SELF FORGIVENESS: The Path to Liberation
Freedom comes from seeing differently.
Chronic regret keeps us bound to a story that no longer serves, but presence reveals we are already innocent.
Forgiveness isn’t effort—it’s perception.
Chronic regret is like a heavy backpack we keep picking up, even though we know it’s filled with bricks. It’s that voice in your head that says, “You should have known better,” except—well—you didn’t. Regret keeps you stuck in a story that no longer serves you. It whispers that you can’t move forward until you punish yourself just a little longer.
But here’s the truth: self-judgment isn’t justice. It’s just more suffering.
The Illusion of Regret
When we regret the past, we’re essentially yelling at a younger version of ourselves for not having the wisdom we now carry. That’s not fair. Imagine scolding a toddler for falling while learning to walk.
You did the best you could with the awareness you had. Period.
Regret thrives in repetition. It replays the same scene over and over, like a bad movie you can’t turn off. It keeps you locked in an emotional courtroom where you are both the prosecutor and the defendant—except there’s no judge, no jury, and no verdict that brings peace.
A Course in Miracles offers a radical shift:
“The past is over. It can touch me not.”
In other words, the past is done messing with you—unless you invite it in for tea.
Forgiveness as a Shift in Perception
Forgiveness, in its truest form, isn’t an act we perform. It’s a perception we allow.
It doesn’t come from trying harder or doing penance—it comes from the willingness to see differently. To recognize that the person we were—the choices we made—were all happening within a dream of mistaken identity. We thought we were separate. We thought we were broken. We thought fear was real.
When perception begins to heal, forgiveness arises on its own. Like a snake shedding old skin, we simply no longer identify with the story that kept us bound.

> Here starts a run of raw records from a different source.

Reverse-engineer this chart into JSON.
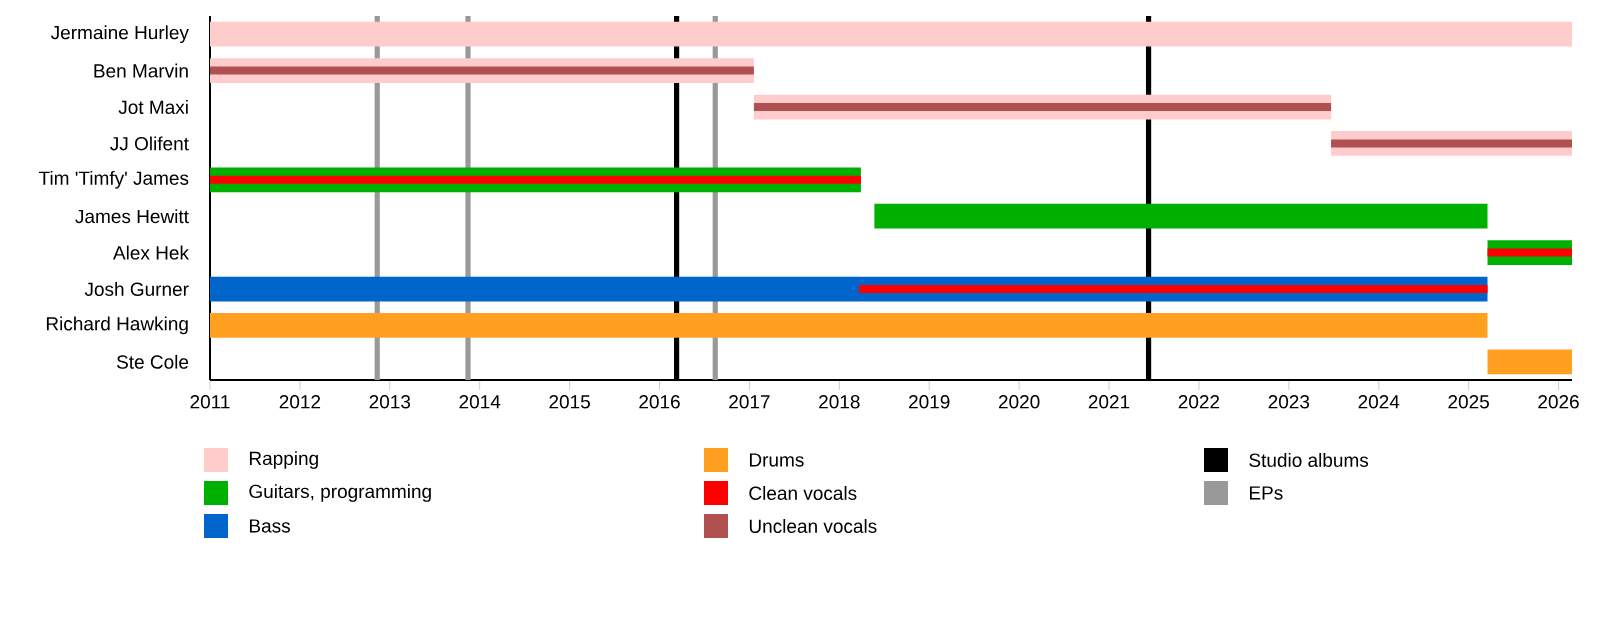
{
  "chart_data": {
    "type": "bar",
    "orientation": "horizontal",
    "categories": [
      "Jermaine Hurley",
      "Ben Marvin",
      "Jot Maxi",
      "JJ Olifent",
      "Tim 'Timfy' James",
      "James Hewitt",
      "Alex Hek",
      "Josh Gurner",
      "Richard Hawking",
      "Ste Cole"
    ],
    "series": [
      {
        "name": "Rapping",
        "color": "#ffcccc",
        "base": [
          2011,
          2011,
          2017.05,
          2023.47,
          null,
          null,
          null,
          null,
          null,
          null
        ],
        "values": [
          15.15,
          6.05,
          6.42,
          2.68,
          null,
          null,
          null,
          null,
          null,
          null
        ]
      },
      {
        "name": "Guitars, programming",
        "color": "#00b000",
        "base": [
          null,
          null,
          null,
          null,
          2011,
          2018.39,
          2025.21,
          null,
          null,
          null
        ],
        "values": [
          null,
          null,
          null,
          null,
          7.24,
          6.82,
          0.94,
          null,
          null,
          null
        ]
      },
      {
        "name": "Bass",
        "color": "#0066cc",
        "base": [
          null,
          null,
          null,
          null,
          null,
          null,
          null,
          2011,
          null,
          null
        ],
        "values": [
          null,
          null,
          null,
          null,
          null,
          null,
          null,
          14.21,
          null,
          null
        ]
      },
      {
        "name": "Drums",
        "color": "#ffa020",
        "base": [
          null,
          null,
          null,
          null,
          null,
          null,
          null,
          null,
          2011,
          2025.21
        ],
        "values": [
          null,
          null,
          null,
          null,
          null,
          null,
          null,
          null,
          14.21,
          0.94
        ]
      },
      {
        "name": "Clean vocals",
        "color": "#ff0000",
        "base": [
          null,
          null,
          null,
          null,
          2011,
          null,
          2025.21,
          2018.22,
          null,
          null
        ],
        "values": [
          null,
          null,
          null,
          null,
          7.24,
          null,
          0.94,
          6.99,
          null,
          null
        ]
      },
      {
        "name": "Unclean vocals",
        "color": "#b05050",
        "base": [
          null,
          2011,
          2017.05,
          2023.47,
          null,
          null,
          null,
          null,
          null,
          null
        ],
        "values": [
          null,
          6.05,
          6.42,
          2.68,
          null,
          null,
          null,
          null,
          null,
          null
        ]
      }
    ],
    "xlim": [
      2011,
      2026.15
    ],
    "xticks": [
      2011,
      2012,
      2013,
      2014,
      2015,
      2016,
      2017,
      2018,
      2019,
      2020,
      2021,
      2022,
      2023,
      2024,
      2025,
      2026
    ],
    "ref_lines": [
      {
        "axis": "x",
        "value": 2016.19,
        "label": "Studio albums",
        "color": "#000000"
      },
      {
        "axis": "x",
        "value": 2021.44,
        "color": "#000000"
      },
      {
        "axis": "x",
        "value": 2012.86,
        "label": "EPs",
        "color": "#999999"
      },
      {
        "axis": "x",
        "value": 2013.87,
        "color": "#999999"
      },
      {
        "axis": "x",
        "value": 2016.62,
        "color": "#999999"
      }
    ],
    "legend": "bottom"
  }
}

We don’t forgive by force.
We forgive by seeing clearly.
And as the illusion of guilt dissolves, what’s left is innocence.
Three Questions for Self-Forgiveness
If you’re ready to lay down the whip of self-punishment, take a moment. Breathe. And ask:
Could I forgive myself?
Would I forgive myself?
When?
Here’s the secret: the answer is always yes. And the time is always now.
Presence is the Healing
Eckhart Tolle reminds us:
“Nothing ever happened in the past; it happened in the Now.”
So if you're caught in regret, you're not actually in the present. You're in a mental time machine, trying to re-edit a scene that’s already faded into mist.
You don’t need to rewrite the past. You need to return to Presence. To let this moment show you the truth: you are not your story. You are not your shame. You are not your mistake. You are the awareness in which all of this is appearing—and dissolving.
Love Is the Final Answer
Anne Lamott wrote,
“Forgiveness means it finally becomes unimportant that you hit back.”
That includes hitting back at yourself.
One of the quickest ways to shift out of self-looping? Love someone. Call a friend. Ask them how they’re really doing. Be a mirror of compassion. Give what you most want to receive.
As Jesus said,
“Forgive us our trespasses, as we forgive those who trespass against us.”
This includes you. What you offer to others, you offer to yourself.
You Are Already Free
The past is over. The verdict is in.
You are free.
Not because you earned it. But because that’s the only way it’s ever been.
So go on—be free. Get out of your own head. Call someone. Ask them how their day is going. There’s more to life than what’s happening in your mind.
And in case no one told you lately:
You’re doing great. You’re not behind. You’re exactly on time.
You are forgiven.
Now, just take a look, see that this is true, and let it be so.